Back to our main story; we were about four hours North of Bucaramanga, and waiting to board yet another one of those colorful busses. All I could think about at that moment was surfing and relaxing at this place called Tayrona. I was told you can sit in your own thatched-hut “choza” and watch the waves from your front porch. For those who are not familiar with the sport of surfing, that sounds about as good as it gets for a surfer.

It had not been easy carrying that surfboard all over Colombia. We landed in Bogotá in the middle of the country a month before, and I had been schlepping it around with our other luggage from one bus or taxi to the other ever since. It was like I was living my own little version of the movie
Fitzcaraldo, and my surfboard was the ship that was being carried for many miles across dry land. I was determined to make the effort pay off.

While we were waiting for our bus in that little mountain village we were inundated by the usual local people trying to sell us stuff. My wife, being a Colombian native did most of the talking for those negotiations. These little villages along the main roads of Colombia survive on money from people who are just passing through, or waiting for a bus. The local indigenous people sell everything from bags of purified water, to homemade “empanadas” (a meat and potato filled turnover made with corn-meal dough). My wife and I had been surviving on food and water provided by those people for most of our trip. Amazingly, neither of us had been sick yet. Albeit, most of this food had been delicious, you have to wonder about the cooking and cleaning practices in a town that has no running water. Something tells me that if the cook had a choice between using their last bucket of water to wash their hands before cooking, or having water to drink the next day, they’d forego the cleanliness. I tried not to think about stuff like that on that trip.
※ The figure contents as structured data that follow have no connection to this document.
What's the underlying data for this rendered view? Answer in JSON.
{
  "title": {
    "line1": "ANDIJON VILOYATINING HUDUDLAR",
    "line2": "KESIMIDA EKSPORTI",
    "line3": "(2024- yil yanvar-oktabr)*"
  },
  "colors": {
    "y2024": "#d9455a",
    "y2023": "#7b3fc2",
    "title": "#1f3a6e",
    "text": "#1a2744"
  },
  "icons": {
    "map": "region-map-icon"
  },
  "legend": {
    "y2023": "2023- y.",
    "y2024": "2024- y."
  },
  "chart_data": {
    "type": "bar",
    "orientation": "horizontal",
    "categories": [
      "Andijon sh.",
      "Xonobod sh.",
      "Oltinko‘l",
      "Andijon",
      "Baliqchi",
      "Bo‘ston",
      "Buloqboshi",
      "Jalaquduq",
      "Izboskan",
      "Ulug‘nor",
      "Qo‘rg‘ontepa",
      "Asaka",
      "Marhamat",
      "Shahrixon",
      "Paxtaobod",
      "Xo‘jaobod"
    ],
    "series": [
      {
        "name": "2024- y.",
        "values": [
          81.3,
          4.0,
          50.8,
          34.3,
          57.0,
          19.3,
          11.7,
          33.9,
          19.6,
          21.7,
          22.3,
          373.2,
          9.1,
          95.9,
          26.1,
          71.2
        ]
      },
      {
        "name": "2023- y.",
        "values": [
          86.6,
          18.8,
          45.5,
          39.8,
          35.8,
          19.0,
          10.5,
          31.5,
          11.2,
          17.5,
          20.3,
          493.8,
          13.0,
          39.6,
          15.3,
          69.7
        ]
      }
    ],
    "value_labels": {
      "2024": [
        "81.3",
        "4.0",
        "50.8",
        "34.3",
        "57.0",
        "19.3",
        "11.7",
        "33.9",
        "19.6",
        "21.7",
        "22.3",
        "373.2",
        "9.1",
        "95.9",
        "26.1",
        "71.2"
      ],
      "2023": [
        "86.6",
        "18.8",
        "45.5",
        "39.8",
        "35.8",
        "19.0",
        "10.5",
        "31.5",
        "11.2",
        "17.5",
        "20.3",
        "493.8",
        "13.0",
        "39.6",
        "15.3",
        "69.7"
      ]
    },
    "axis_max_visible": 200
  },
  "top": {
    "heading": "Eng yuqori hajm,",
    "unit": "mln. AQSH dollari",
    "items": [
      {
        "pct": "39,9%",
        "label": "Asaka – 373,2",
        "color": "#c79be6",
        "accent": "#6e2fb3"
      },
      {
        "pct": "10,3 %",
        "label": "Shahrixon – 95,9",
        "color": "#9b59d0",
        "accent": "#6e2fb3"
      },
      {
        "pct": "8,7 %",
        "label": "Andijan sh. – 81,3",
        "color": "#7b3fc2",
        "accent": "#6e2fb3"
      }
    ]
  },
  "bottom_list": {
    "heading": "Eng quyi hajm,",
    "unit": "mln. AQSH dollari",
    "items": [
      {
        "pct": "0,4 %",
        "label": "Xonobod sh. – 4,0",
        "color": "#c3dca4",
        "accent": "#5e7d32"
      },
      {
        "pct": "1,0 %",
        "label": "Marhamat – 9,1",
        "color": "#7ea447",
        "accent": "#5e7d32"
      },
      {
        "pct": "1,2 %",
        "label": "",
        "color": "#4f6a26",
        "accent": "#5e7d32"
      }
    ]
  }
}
I only thought about how much flavor those homemade items had with their homegrown ingredients.

People sure know how to cook in Colombia. Wow! The food in that country just seemed to have a lot more flavor than the food I was used to in the United States. We really experienced the authentic food of Colombia; “buñuelos, “pandebonos”, “arepas”, you name it and we tried it along
the way. We were on a budget, yet eating very good food. The people who made this food were as poor as one could be, but they could make food like no-one else on earth. The freshness, lack of pesticides, and the nutrient-rich soils also have a lot to do with why the food tastes so good in Colombia.

After we ate our share of “empanadas” that we purchased from a little old village woman carrying a hand-woven basket, we were ready for a freshly blended fruit smoothie. There were always several of these little smoothie stands in every town that we stopped at along the way, and we always made sure that we sampled at least one. No matter how small of a stand, the vender always had electricity to run their blender, ice box, and boom-box. I immediately ordered a couple of “tomate de árbol “smoothies at a nearby stand, and then we sat down on an old wooden bench provided by the smoothie vendor.

We were told by the driver of the last bus that our next bus should be along in “no time at all”. It had been my experience up to that point that this bus driver may, or may not be right. Sometimes the bus came right away and the transfer went smoothly. Other times we ended up waiting long periods of time between transfers. Those ones did not go so smoothly.

The mountain roads and leftist guerilla laden areas that these busses travel through can cause long delays, to say the least. Hanging out in that small town in the middle of nowhere in the foothills of the Andes Mountains waiting for a bus was quite nerve-racking. The local people of those types of towns were always very suspicious of anyone that stayed behind after a bus came through. Most people just passed right through. They were especially suspicious of a Gringo with a surfboard and a Colombian wife. There was a war going on in that country. Everywhere we went everyone wanted to know whose side we were on. As we were sitting in that dusty, one-horse town in a remote area of Colombia, I knew we were in for a long, harrowing wait.